Friday, October 5, 2012

Apple Oatmeal Brulee

Apple Oatmeal Brulee
Home Cooking

This post is about a sort of boring food item so I need to start with a story. I was just at the onset of my current cooking mood and all keen about what to bake/cook this week and the following week and the week after that and so on. I had a portion of turkey mince in the freezer and came up with the bright idea of making Donald Trump's turkey burgers. They're not actually 'his' but they're an item sold at his private club, Mar-a-Lago and Oprah raved about them in an episode of her show. I didn't end up making the burgers (a particular brand of pear chutney is one of the critical ingredients and I just couldn't find it... or any kind of pear chutney I could use as an alternative) but I did find some other recipes trawling through Oprah's site.

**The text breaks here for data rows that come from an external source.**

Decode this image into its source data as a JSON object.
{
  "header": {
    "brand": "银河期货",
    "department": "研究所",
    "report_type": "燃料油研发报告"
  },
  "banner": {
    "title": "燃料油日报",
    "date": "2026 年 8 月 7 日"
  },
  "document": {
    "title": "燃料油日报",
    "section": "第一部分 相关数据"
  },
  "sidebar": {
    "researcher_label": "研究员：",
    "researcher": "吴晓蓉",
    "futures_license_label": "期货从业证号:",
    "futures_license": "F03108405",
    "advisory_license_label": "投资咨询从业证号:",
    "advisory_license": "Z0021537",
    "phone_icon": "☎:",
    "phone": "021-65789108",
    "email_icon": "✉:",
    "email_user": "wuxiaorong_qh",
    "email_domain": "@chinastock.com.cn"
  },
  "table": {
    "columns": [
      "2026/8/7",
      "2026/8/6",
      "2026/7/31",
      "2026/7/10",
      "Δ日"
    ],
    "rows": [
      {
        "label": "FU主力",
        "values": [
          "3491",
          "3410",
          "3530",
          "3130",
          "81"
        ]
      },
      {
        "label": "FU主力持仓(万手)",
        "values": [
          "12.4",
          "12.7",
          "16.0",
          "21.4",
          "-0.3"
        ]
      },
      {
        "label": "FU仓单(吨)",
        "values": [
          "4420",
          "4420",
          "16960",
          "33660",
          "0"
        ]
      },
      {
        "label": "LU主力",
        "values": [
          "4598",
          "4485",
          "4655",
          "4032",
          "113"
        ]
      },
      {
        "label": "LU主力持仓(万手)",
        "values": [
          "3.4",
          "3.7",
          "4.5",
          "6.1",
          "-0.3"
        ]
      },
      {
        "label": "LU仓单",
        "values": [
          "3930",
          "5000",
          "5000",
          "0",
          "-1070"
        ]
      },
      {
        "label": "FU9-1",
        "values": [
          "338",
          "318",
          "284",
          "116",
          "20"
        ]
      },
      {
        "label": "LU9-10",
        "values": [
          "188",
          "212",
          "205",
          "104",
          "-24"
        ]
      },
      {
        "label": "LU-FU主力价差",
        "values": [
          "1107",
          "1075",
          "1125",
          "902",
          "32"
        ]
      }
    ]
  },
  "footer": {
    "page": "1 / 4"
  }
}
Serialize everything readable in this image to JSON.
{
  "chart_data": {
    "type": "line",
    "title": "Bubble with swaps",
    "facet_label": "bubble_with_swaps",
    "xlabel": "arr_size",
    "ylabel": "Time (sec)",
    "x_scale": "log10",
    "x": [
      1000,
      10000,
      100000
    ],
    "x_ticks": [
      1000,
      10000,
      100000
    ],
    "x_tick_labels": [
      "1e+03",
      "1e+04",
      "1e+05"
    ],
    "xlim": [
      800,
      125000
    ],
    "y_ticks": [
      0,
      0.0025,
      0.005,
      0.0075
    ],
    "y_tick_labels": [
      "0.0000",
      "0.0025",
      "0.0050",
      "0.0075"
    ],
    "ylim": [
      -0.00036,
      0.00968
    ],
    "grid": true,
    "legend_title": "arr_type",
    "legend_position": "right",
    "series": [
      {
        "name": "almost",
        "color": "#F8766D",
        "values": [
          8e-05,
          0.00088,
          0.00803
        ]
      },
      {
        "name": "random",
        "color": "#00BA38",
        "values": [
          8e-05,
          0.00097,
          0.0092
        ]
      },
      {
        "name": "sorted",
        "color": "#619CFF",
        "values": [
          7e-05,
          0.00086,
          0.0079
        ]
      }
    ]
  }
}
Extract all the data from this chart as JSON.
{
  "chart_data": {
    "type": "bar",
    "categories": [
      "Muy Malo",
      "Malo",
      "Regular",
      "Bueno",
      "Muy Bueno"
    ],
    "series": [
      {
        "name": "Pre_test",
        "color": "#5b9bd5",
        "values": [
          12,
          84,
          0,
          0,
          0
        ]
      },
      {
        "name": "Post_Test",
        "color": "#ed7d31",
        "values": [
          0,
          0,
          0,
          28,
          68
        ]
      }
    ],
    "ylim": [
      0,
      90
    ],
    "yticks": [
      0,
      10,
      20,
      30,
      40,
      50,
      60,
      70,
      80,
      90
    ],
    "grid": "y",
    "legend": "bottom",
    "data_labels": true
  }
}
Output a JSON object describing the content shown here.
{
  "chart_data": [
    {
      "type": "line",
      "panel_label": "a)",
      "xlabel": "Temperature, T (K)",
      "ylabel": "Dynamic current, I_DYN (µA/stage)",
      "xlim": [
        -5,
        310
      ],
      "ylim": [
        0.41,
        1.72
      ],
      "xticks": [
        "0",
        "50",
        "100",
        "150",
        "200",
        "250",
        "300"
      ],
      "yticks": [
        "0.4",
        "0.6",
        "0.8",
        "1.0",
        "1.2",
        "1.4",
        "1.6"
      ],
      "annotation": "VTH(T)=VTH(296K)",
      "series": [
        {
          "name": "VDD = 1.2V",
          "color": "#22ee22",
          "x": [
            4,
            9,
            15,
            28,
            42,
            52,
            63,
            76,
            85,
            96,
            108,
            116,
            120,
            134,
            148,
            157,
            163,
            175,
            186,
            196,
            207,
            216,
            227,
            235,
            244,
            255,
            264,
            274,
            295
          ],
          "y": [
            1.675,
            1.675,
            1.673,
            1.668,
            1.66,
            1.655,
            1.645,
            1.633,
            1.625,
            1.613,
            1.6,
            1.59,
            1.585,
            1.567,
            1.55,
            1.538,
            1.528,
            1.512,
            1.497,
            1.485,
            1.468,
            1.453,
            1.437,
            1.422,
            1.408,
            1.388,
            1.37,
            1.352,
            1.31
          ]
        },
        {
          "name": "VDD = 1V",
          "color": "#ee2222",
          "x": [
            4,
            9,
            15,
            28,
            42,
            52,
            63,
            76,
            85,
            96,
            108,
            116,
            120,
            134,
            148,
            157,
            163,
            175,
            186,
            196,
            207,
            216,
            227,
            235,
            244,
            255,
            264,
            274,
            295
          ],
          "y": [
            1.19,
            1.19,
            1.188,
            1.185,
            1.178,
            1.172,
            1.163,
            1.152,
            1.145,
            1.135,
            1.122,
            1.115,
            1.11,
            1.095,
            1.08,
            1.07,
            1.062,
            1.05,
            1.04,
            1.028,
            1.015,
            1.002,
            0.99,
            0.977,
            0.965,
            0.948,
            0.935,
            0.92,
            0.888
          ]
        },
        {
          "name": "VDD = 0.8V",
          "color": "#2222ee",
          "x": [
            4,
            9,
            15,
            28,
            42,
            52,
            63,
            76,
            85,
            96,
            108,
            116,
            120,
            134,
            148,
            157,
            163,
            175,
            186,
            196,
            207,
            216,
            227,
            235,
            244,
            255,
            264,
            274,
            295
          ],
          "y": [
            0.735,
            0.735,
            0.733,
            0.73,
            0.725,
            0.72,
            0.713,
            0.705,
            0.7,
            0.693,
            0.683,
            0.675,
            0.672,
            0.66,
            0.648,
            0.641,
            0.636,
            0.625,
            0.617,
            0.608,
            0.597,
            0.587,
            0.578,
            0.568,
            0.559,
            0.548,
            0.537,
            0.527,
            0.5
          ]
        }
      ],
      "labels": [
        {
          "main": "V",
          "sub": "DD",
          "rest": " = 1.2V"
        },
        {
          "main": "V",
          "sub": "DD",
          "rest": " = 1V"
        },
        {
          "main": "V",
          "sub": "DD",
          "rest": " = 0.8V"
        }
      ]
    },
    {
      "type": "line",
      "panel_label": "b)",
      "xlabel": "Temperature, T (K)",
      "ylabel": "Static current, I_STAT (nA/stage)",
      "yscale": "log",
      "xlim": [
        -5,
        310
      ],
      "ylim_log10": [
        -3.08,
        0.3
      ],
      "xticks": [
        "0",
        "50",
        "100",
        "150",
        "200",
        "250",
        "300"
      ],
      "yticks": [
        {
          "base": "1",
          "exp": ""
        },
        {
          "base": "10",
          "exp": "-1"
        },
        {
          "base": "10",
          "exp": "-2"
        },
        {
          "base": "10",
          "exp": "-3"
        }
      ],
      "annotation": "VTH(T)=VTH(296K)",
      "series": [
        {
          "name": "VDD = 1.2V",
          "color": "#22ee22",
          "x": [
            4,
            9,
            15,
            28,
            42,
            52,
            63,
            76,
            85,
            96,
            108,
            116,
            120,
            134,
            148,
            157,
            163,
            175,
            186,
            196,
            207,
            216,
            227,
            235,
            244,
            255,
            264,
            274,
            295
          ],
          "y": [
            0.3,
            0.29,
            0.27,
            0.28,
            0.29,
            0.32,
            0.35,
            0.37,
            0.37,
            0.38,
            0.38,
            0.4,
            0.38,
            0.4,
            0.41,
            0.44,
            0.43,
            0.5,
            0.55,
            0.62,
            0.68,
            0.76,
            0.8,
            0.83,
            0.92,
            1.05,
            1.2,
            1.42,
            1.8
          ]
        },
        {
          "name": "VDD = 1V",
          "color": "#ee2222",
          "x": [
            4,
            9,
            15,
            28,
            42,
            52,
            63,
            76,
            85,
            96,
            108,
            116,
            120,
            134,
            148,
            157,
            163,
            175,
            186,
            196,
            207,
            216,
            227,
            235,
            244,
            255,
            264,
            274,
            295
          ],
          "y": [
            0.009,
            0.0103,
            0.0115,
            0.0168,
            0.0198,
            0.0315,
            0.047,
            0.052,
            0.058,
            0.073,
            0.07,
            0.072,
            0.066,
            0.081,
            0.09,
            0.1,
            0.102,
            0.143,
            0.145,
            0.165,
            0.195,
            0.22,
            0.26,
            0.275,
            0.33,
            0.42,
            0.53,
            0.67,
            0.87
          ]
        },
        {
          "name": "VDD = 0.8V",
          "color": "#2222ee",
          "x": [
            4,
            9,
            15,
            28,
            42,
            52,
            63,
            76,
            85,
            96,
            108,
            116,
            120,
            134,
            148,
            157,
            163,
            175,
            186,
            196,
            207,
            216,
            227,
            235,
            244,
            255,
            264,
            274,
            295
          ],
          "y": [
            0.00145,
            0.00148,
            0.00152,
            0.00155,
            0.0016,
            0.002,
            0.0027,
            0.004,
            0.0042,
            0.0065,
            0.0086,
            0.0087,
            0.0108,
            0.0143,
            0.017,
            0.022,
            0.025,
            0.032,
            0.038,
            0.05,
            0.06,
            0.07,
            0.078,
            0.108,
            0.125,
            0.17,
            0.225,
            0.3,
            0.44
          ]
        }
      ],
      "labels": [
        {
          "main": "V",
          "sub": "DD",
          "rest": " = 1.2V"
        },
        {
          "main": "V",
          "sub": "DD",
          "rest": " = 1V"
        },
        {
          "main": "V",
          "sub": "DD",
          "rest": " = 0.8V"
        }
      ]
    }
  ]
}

The apple oatmeal brulee was one of them. I am like a horse when it comes to oats. Horses stereotypically go nuts for oats, right? I like oats especially in winter. Or when I'm sick. Or when I'm depressed. Or anytime really. Porridge is rad! I'm picky with oats. I don't eat instant oats. I need the traditional whole oats and I cook them slowly in milk (it has to be all milk, no water) with sultanas and dried apricots. Occasionally I'll add chopped up green apples or pears and a sprinkle of cinammon. I usually sweeten with honey. My biggest barrier in eating oat porridge is that milk is not a common feature in my fridge. I try to keep some long life stuff in the pantry but I prefer to use that for baking emergencies. I know that not having milk is inconceivable to most but I just don't drink it that much (my instant coffee only needs water) and I hate stuff going off.

Nevertheless, the idea of an oatmeal brulee appealed to me. The theory is simple - you make some porridge (Oprah's recipe suggests cooking them in apple juice or apple cider but for me, it's gotta be milk all the way baby) and then pack it into little ramekins. Rather than stirring sugar or syrup through for sweetening, you layer some sugar on top and grill (Americans say 'broil') like the blazes to get a caramelized crunchy top. It's probably more for novelty than anything else but I'm not one to reject doing something for the fun of it.

I'll post up Oprah's recipe below even though her serving is for 4 and I only made enough for 2. My alterations are noted too.

Apple Oatmeal Brulee
Serves 4

  • 3 and 1/4 cups apple juice or cider (I used milk)
  • 1 red apple, cored and cut into large chunks (I think I used a granny smith... I just have to be different, don't I)
  • 2 cups oatmeal
  • 1 and 1/4 cups brown sugar (I went easy on the amount of sugar so probably used proportionately less than that)

1. In a medium sauce pan, bring the apple juice/cider/milk and apple chunks to the boil.
2. Add the oatmeal and cook for 3 minutes, until thick (I don't know what oatmeal she's using but mine takes a bit longer than that; you just stir and be the judge).
3. Divide oatmeal amongst 4 ovenproof ramekins.
4. Sprinkle brown sugar evenly on top of each to form a top layer that covers the entire surface (I didn't put that much on... I tried to be 'good').
5. Heat your grill to high and set the rack to about 10-15cm from the top heat source.
6. Place the ramekins on a baking sheet, then onto the rack and grill until the brown sugar starts to bubble and darken. This should only take 1-3 minutes.
7. Remove the ramekins from the oven and wait for them to cool slightly. This allows the sugar top to set crunchy. Serve warm!

I thought these were a pretty nifty idea. It might be a good trick to getting kids to eat oats if they're feeling resiliant or perhaps a healthy alternative to creme brulee. I wouldn't go through that much trouble again just for the sake of it. It was amusing/cool to have the crunchy layer but honestly, I'm happy with my regular oats that don't require heating the oven and extra washing up.